Augusto Mussini, detto fra' Paolo (1870-1918), San Romualdo e cinque discepoli nella foresta |
Durante la Notte pasquale, la santa Chiesa vi ha dato quel che ha di migliore: vi ha donato la caparra dell’eternità e voi ne avete ottenuto – alle due fonti del sacramento e della poesia – la sostanza. L’intero anno liturgico tende verso questo vertice, che è l’espressione cultuale dell’essenza del cristianesimo.
Ma il mistero pasquale non è un punto nello spazio. È una linea continua con la quale si deve identificare la linea della vostra vita: voi siete venuti in monastero per vivere il mistero pasquale, che consiste nel passare da questo mondo a Dio.
La Pasqua non finisce. La Pasqua è la transumanza dell’umanità redenta che passa dalla terra d’Egitto alla terra promessa, dalle tristezze del tempo alle gioie dell’eternità, dalla cella al cielo. Non si finisce mai di convertirsi.
Quando in forma di auspicio chiediamo ai nostri fratelli secolari di pregare per la nostra conversione, essi assumono uno sguardo confuso: «Se non siete convertiti voi, chi lo sarà?». Lo lasciamo dire, ma sapete che i nostri antichi, per significare l’ingresso in religione, impiegavano la formula «venire ad conversionem», «cominciare a rivolgersi a Dio». È un lavoro che dura tutta la vita e che ci assorbe interamente.
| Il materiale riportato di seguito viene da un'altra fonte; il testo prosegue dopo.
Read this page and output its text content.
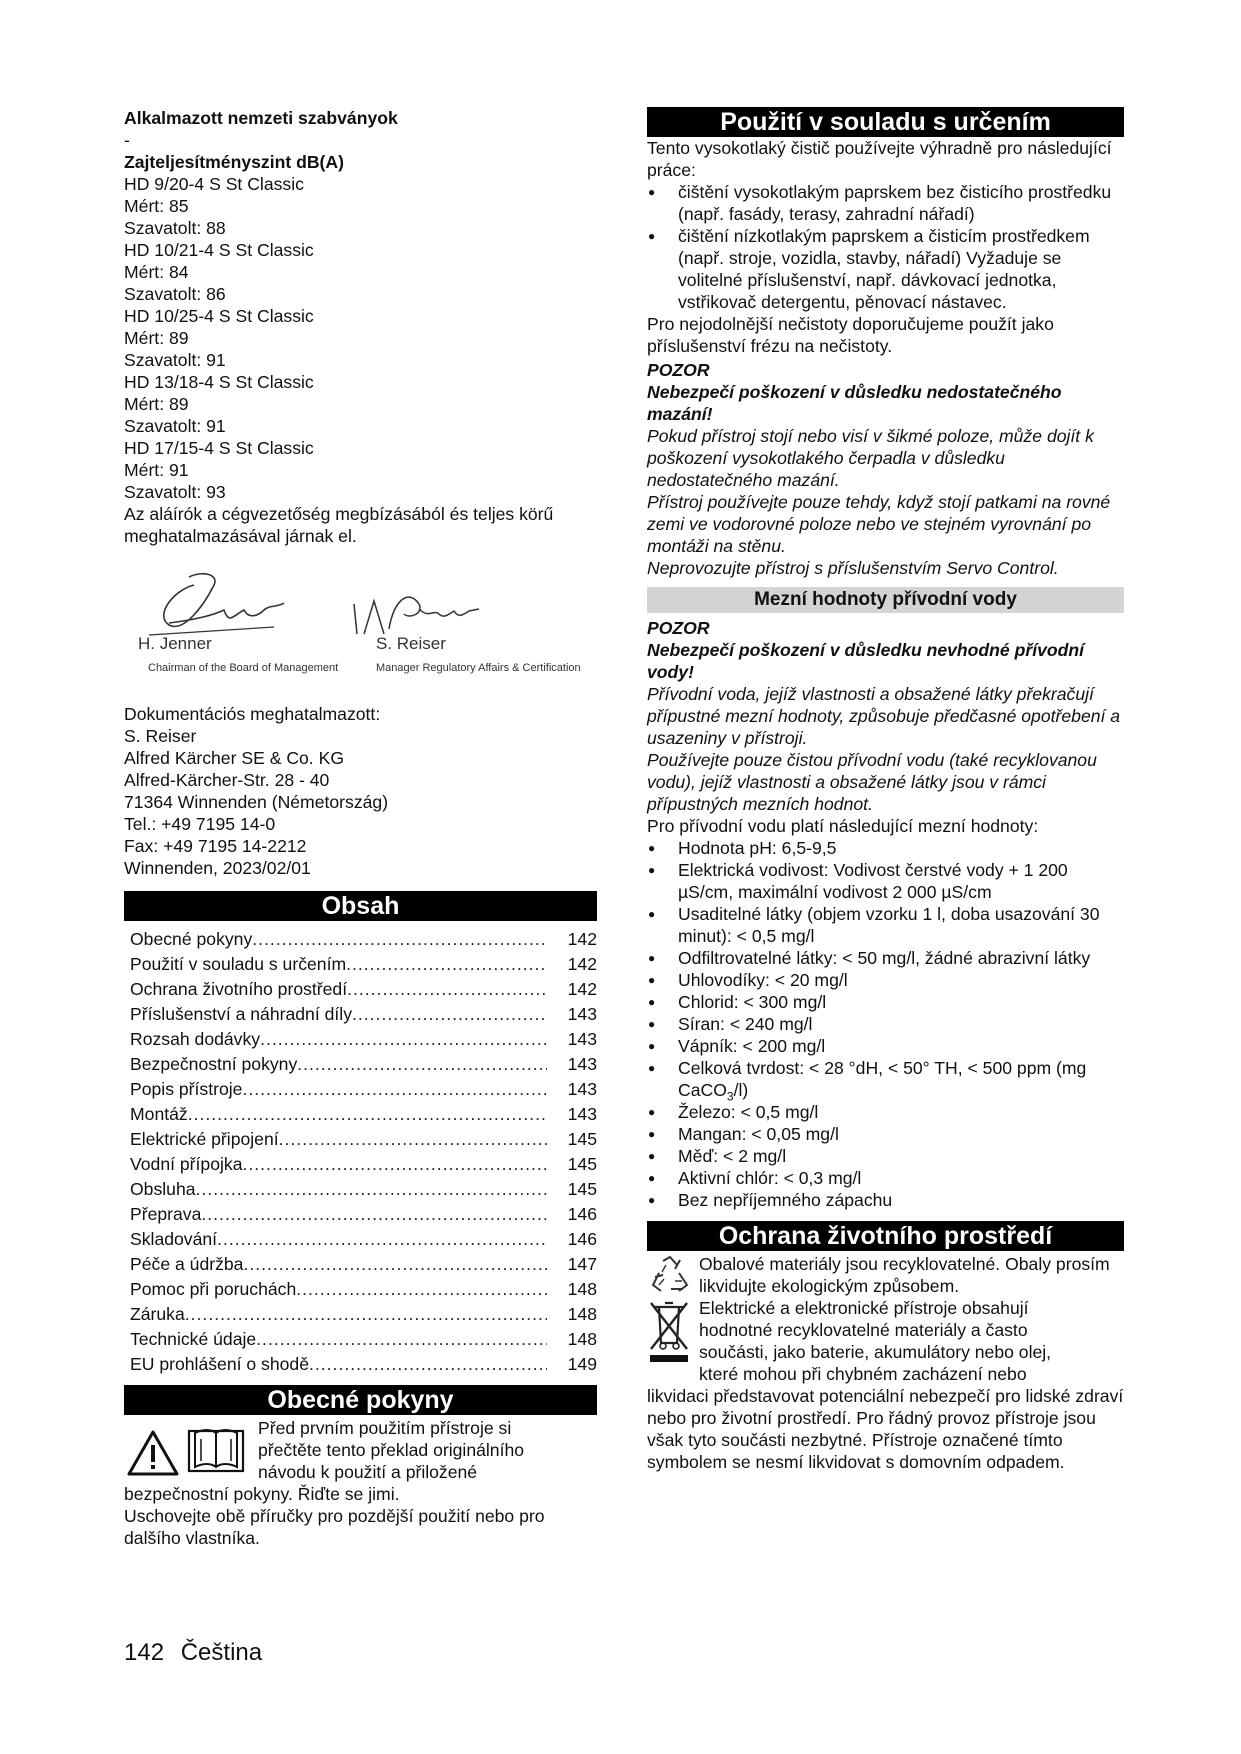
Alkalmazott nemzeti szabványok
-
Zajteljesítményszint dB(A)
HD 9/20-4 S St Classic
Mért: 85
Szavatolt: 88
HD 10/21-4 S St Classic
Mért: 84
Szavatolt: 86
HD 10/25-4 S St Classic
Mért: 89
Szavatolt: 91
HD 13/18-4 S St Classic
Mért: 89
Szavatolt: 91
HD 17/15-4 S St Classic
Mért: 91
Szavatolt: 93
Az aláírók a cégvezetőség megbízásából és teljes körű meghatalmazásával járnak el.
H. Jenner
Chairman of the Board of Management
S. Reiser
Manager Regulatory Affairs & Certification
Dokumentációs meghatalmazott:
S. Reiser
Alfred Kärcher SE & Co. KG
Alfred-Kärcher-Str. 28 - 40
71364 Winnenden (Németország)
Tel.: +49 7195 14-0
Fax: +49 7195 14-2212
Winnenden, 2023/02/01
Obsah
Obecné pokyny .....	142
Použití v souladu s určením .....	142
Ochrana životního prostředí .....	142
Příslušenství a náhradní díly .....	143
Rozsah dodávky .....	143
Bezpečnostní pokyny .....	143
Popis přístroje .....	143
Montáž .....	143
Elektrické připojení .....	145
Vodní přípojka .....	145
Obsluha .....	145
Přeprava .....	146
Skladování .....	146
Péče a údržba .....	147
Pomoc při poruchách .....	148
Záruka .....	148
Technické údaje .....	148
EU prohlášení o shodě .....	149
Obecné pokyny
Před prvním použitím přístroje si
přečtěte tento překlad originálního
návodu k použití a přiložené
bezpečnostní pokyny. Řiďte se jimi.
Uschovejte obě příručky pro pozdější použití nebo pro dalšího vlastníka.
Použití v souladu s určením
Tento vysokotlaký čistič používejte výhradně pro následující práce:
● čištění vysokotlakým paprskem bez čisticího prostředku (např. fasády, terasy, zahradní nářadí)
● čištění nízkotlakým paprskem a čisticím prostředkem (např. stroje, vozidla, stavby, nářadí) Vyžaduje se volitelné příslušenství, např. dávkovací jednotka, vstřikovač detergentu, pěnovací nástavec.
Pro nejodolnější nečistoty doporučujeme použít jako příslušenství frézu na nečistoty.
POZOR
Nebezpečí poškození v důsledku nedostatečného mazání!
Pokud přístroj stojí nebo visí v šikmé poloze, může dojít k poškození vysokotlakého čerpadla v důsledku nedostatečného mazání.
Přístroj používejte pouze tehdy, když stojí patkami na rovné zemi ve vodorovné poloze nebo ve stejném vyrovnání po montáži na stěnu.
Neprovozujte přístroj s příslušenstvím Servo Control.
Mezní hodnoty přívodní vody
POZOR
Nebezpečí poškození v důsledku nevhodné přívodní vody!
Přívodní voda, jejíž vlastnosti a obsažené látky překračují přípustné mezní hodnoty, způsobuje předčasné opotřebení a usazeniny v přístroji.
Používejte pouze čistou přívodní vodu (také recyklovanou vodu), jejíž vlastnosti a obsažené látky jsou v rámci přípustných mezních hodnot.
Pro přívodní vodu platí následující mezní hodnoty:
● Hodnota pH: 6,5-9,5
● Elektrická vodivost: Vodivost čerstvé vody + 1 200 µS/cm, maximální vodivost 2 000 µS/cm
● Usaditelné látky (objem vzorku 1 l, doba usazování 30 minut): < 0,5 mg/l
● Odfiltrovatelné látky: < 50 mg/l, žádné abrazivní látky
● Uhlovodíky: < 20 mg/l
● Chlorid: < 300 mg/l
● Síran: < 240 mg/l
● Vápník: < 200 mg/l
● Celková tvrdost: < 28 °dH, < 50° TH, < 500 ppm (mg CaCO$_3$/l)
● Železo: < 0,5 mg/l
● Mangan: < 0,05 mg/l
● Měď: < 2 mg/l
● Aktivní chlór: < 0,3 mg/l
● Bez nepříjemného zápachu
Ochrana životního prostředí
Obalové materiály jsou recyklovatelné. Obaly prosím likvidujte ekologickým způsobem.
Elektrické a elektronické přístroje obsahují
hodnotné recyklovatelné materiály a často
součásti, jako baterie, akumulátory nebo olej,
které mohou při chybném zacházení nebo
likvidaci představovat potenciální nebezpečí pro lidské zdraví nebo pro životní prostředí. Pro řádný provoz přístroje jsou však tyto součásti nezbytné. Přístroje označené tímto symbolem se nesmí likvidovat s domovním odpadem.
142 Čeština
Nel Vangelo della terza domenica dopo Pasqua, leggiamo: «Un poco e non mi vedrete; un poco ancora e mi vedrete» (Gv 16,19). I Padri della Chiesa ci forniscono le «armoniche» di questa parola misteriosa, da cui consegue che il mistero pasquale si estende a tutta la vita, e che la vita è «un poco». Gesù allora scompare dai nostri occhi carnali: è il tempo della prova, la traversata del deserto, la notte della fede. Poi sarà la visione in cielo. Allora, prosegue Gesù, «la vostra tristezza si cambierà in gioia» (Gv 16,20). Già alla Pentecoste, lo Spirito Santo ci fa «gustare Gesù». Non è un modo saporito di vedere Gesù con gli occhi dell’anima? È la gioia nella fede.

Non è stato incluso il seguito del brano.